Festivals and events are simply a way of life in Montréal, with something grandiose happening literally every month of the year. Jazz, snowboarding, comedy, history, poutine — name an art form, urban sport or signature local dish, and you’ll find Montréal has a festival for it. Strategically speaking, festivals attract visitors, yes — but they also engender wider social benefits for the city all-around. Here’s why they’re a focal point in Montréal’s sport tourism strategy.
The sport of festivals and events
Festivals and events are a foundations element of the Montréal’s tourism development and marketing policies at large — and have been for decades. Osheaga recently brought Montréal notoriety as one of the 50 best festivals in the world, according to Billboard, while the Montréal International Jazz Festival was named one of the 50 greatest Canadian attractions by Lonely Planet. And who can blame them? It’s been a summer highlight in downtown Montréal since 1980.
Montréal can attest first-hand to the positive attention festivals draw internationally, not to mention their important social, cultural and environmental impact for residents as well. They build social capital, support cultural development, strengthen city image and provide a catalyst for urban regeneration.

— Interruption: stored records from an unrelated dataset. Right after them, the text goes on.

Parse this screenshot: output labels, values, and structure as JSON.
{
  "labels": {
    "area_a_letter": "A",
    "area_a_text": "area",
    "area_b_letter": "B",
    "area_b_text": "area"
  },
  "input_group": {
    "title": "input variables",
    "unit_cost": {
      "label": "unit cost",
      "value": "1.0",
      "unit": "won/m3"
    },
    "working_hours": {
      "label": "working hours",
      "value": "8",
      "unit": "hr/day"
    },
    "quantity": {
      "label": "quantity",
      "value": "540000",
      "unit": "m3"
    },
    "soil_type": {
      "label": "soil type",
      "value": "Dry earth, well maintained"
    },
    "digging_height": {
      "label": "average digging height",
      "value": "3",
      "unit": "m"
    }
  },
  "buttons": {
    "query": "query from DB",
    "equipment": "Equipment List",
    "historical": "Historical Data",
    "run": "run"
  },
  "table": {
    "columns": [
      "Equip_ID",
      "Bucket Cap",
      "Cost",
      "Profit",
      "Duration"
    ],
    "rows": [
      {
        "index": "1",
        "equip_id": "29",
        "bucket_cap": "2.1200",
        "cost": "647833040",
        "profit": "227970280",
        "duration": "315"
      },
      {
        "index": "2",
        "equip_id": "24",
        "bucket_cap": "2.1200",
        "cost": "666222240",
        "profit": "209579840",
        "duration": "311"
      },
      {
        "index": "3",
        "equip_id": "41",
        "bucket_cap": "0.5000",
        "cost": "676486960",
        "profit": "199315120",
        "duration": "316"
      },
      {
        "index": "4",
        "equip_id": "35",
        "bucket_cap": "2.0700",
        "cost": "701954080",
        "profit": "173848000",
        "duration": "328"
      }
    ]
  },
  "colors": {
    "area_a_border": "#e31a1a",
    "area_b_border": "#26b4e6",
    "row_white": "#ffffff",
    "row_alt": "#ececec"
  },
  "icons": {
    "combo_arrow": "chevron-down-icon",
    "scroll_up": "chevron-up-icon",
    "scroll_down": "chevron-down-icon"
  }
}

Sport festivals as celebration
The motive for turning what would otherwise be international sporting events into bona fide festivals is simple: it provides a multifaceted offer for the traveller that extends beyond the particular sport and into the lifestyle. Offer your public a basketball game, and you’ll draw basketball fans — offer them a three-day basketball and breakdance festival with food, music, live entertainment and free family activities, and you’ve kickstarted a movement.
Festivals, like sports themselves, draw crowds across communities around one shared, positive moment. They’re inclusive and inviting, galvanizing and exciting! They turn an ordinary weekday in an ordinary season instantly extraordinary and potentially life-changing.
Not only can sports festivals unite a crowd of strangers, they provide a socially accepted context for the sharing and expressing of deep emotions. Whether your team wins or loses, if a world record is broken, if an extraordinary physical feat is performed — these are all cause for cries of joy, or even tears! No matter the age, creed, gender or culture, crowds united in sport are affected, inspired and moved together, on equal footing.
Sports festivals also inspire investment and the erection of structures that live on in the community for years to come — Montréal has a variety of edifices from the 1976 Summer Olympics, for example, that are still in constant use not only for sporting activities, but for events of all sorts.
Sports festivals that are putting Montréal on the map
A growing range of sports festivals and drawing crowds to Montréal in both the hot and cool seasons, with a special focus on our specialty, urban sports, and winter sports.
July 26 to 30, 2023
This summer SMASH Festival is hosting the World Beach Pro Tour Volleyball at Parc Jean-Drapeau, in a sun-kissed event that combines sport, entertainment and fun. The international volleyball elite will battle it out for the top spot in the rankings for the Paris Olympics in a festive context featuring music and activities for fans day and night.
August 25 to 27, 2023
For the past 10 years, Jackalope has been the ultimate gathering of Canada’s action sports communities — a meeting place for top athletes, industry professionals and enthusiasts alike. The festive atmosphere of Jackalope draws thousands to its world-class competitions and demonstrations by world-renowned skateboarding, bouldering, BASE jumping and breaking stars, all in a warm, inclusive atmosphere. There are pop-up shops, food trucks, lots of free fun and great live concerts.
September 1 to 3, 2023
At the DISTRIX Festival, the Places des Festivals and Complexe Desjardins draw the crowds as nearly 300 athletes and musicians come together to enthrall audiences with their colourful performances. Under the artist direction of local rapper, Dramatik, DISTRIX lights up the fall season with a vibrant cultural experience that brings together fans of rap, graffiti, 3X3 basketball and more, all free of charge.
Annually in February
Winter sport enthusiasts unite for this winter event amid the bustling cultural street of Rue Saint-Denis, in the heart of the Plateau neighbourhood, as it transforms into “Mont Saint-Denis” — an urban ski resort that combines the adrenaline of sports with artistic creation. Apik includes snowboarding and skiing competitions with renowned athletes, free fun, pop-up winter sports shops and outdoor dining and more for all to enjoy.